Bold Metro Tunnel compensation bid

By Shane Scanlan

In an apparent audacious bid to boost compensation, the owners of a Swanston St property earmarked for compulsory acquisition have applied for permission to add seven storeys.

The owners of the KFC building at 27-29 Swanston St in October lodged a planning application with the City of Melbourne for 14 apartments above the three-storey building.

The Melbourne Metro Rail Authority (MMRA) in October 2015 made it known that the building was among those it was looking to acquire to build the CBD South Station.

The planning application comprises little more than architectural drawings, with the council still seeking essential details before it can properly assess the bid.

The council has advised the owners to speak with the MMRA.  It originally said the bid would lapse if the missing details were not provided by January 24.  It has now granted an extension until mid-April.

The planning application to the City of Melbourne estimates the cost of the planned works at $12 million and it was accompanied by a cheque for $8189.80 from real estate agents Allard Shelton to cover the permit fee.

The owners are seeking council permission to build the extra seven floors, construct two apartments per floor and connect each of them direct into the heritage-protected Nicholas Building, which they also own.

In the process, all south-facing windows in the Nicholas Building would be lost.

The owners are also currently conducting an aggressive Allard Shelton drive to convert month-to-month tenants within the Nicholas Building to long-term leases.

The building is owned by a consortium of four companies, with the planning application being lodged by Myrgo Pty Ltd, a company led by the Cohen family.

Myrgo Pty Ltd directors are: Trevor Cohen, Norman Kotzman, Natalie Kotzman, Heather Cohen, Tania Smorgon and Hannah Cohen.

The Cohens in 2014 bought the Block Arcade and soon lost many long-term tenants after a regime of Allard Shelton-led rent increases.

The other companies in the consortium are: Dymbro Nominees Pty Ltd, Adele Pty Ltd and Lynnlea Nominees Pty Ltd.  Directorships include: Robert Davis, Myrna Goldsmith, Rohan Davis, Yvonne Fink, Bruce Davis, Rosalie Silverstein, Delysia Pahoff, Neville Southwick, Marilyn Faiman, Lea Woolf and Rose Samuel.

Myrgo Pty Ltd declined to answer CBD News’s questioning of its motivation behind the planning application.

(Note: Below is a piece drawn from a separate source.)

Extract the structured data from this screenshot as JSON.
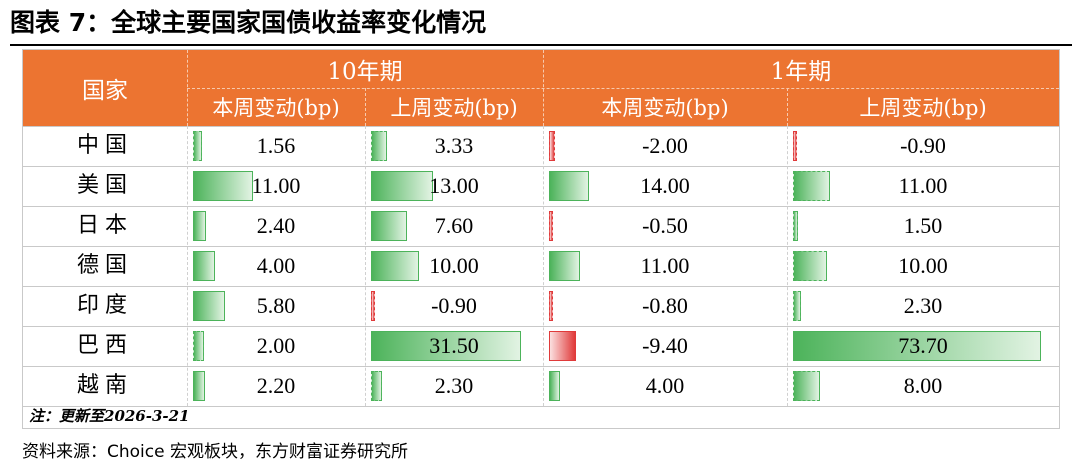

The three-story 27-29 Swanston St is known as the Nicholas Building’s annexe and shares a basement.  Melbourne Heritage Action argued last year to the planning panel assessing the environmental impacts of the Metro Tunnel project that it should be spared because of its architecturally distinctive design and association with architect Harry Norris.

The Nicholas Building itself also argued for the retention of the annexe, saying this would protect the Nicholas Building’s south-facing windows, as well as maintain its commercial viability.

In its November 21 report, the planning panel agreed, saying: “The committee agrees that it would be preferable to retain 27-29 Swanston St above basement level because of its design and relationship with the Nicholas Building.”

Allard Shelton was registered to make a submission to the planning panel but failed to do so.

The MMRA on February 3 sent formal notices of “intention to acquire” to the owners of six buildings in CBD South (including 27-29 Swanston St) and a further six around CBD North. The authority has said it intends to own most of the properties by the end of this year.

Under the Land Acquisition and Compensation Act 1986, compensation is based on the value of properties at the time of acquisition.  In an information sheet prepared by the MMRA in 2015, the authority said: “Compensation recognises the value of improvements and renovations that add value to your property.”

Owners and representatives of some other affected CBD South property owners argued against compulsory acquisition.

Owners of the Commonwealth Bank building and McDonalds objected to compulsory acquisition.  CBA building owner Oscard Pty Ltd suggested it could be offered to the MMRA through a licence for temporary operation then redeveloped into a 9-10 storey tower after the station was completed.

Similarly McDonalds wanted to retain its store and provide strata access below ground. Michelle Blackburn for McDonalds Australia told the hearing that the store was a family-run business and the most profitable McDonalds in the CBD.

Young & Jackson’s, which is adjacent to the site but excluded from the project area, made a submission about access and the delivery of kegs.

Ms Michelle Quigley for the MMRA rejected submissions by McDonalds and the CBA building in Swanston St against being compulsorily acquired.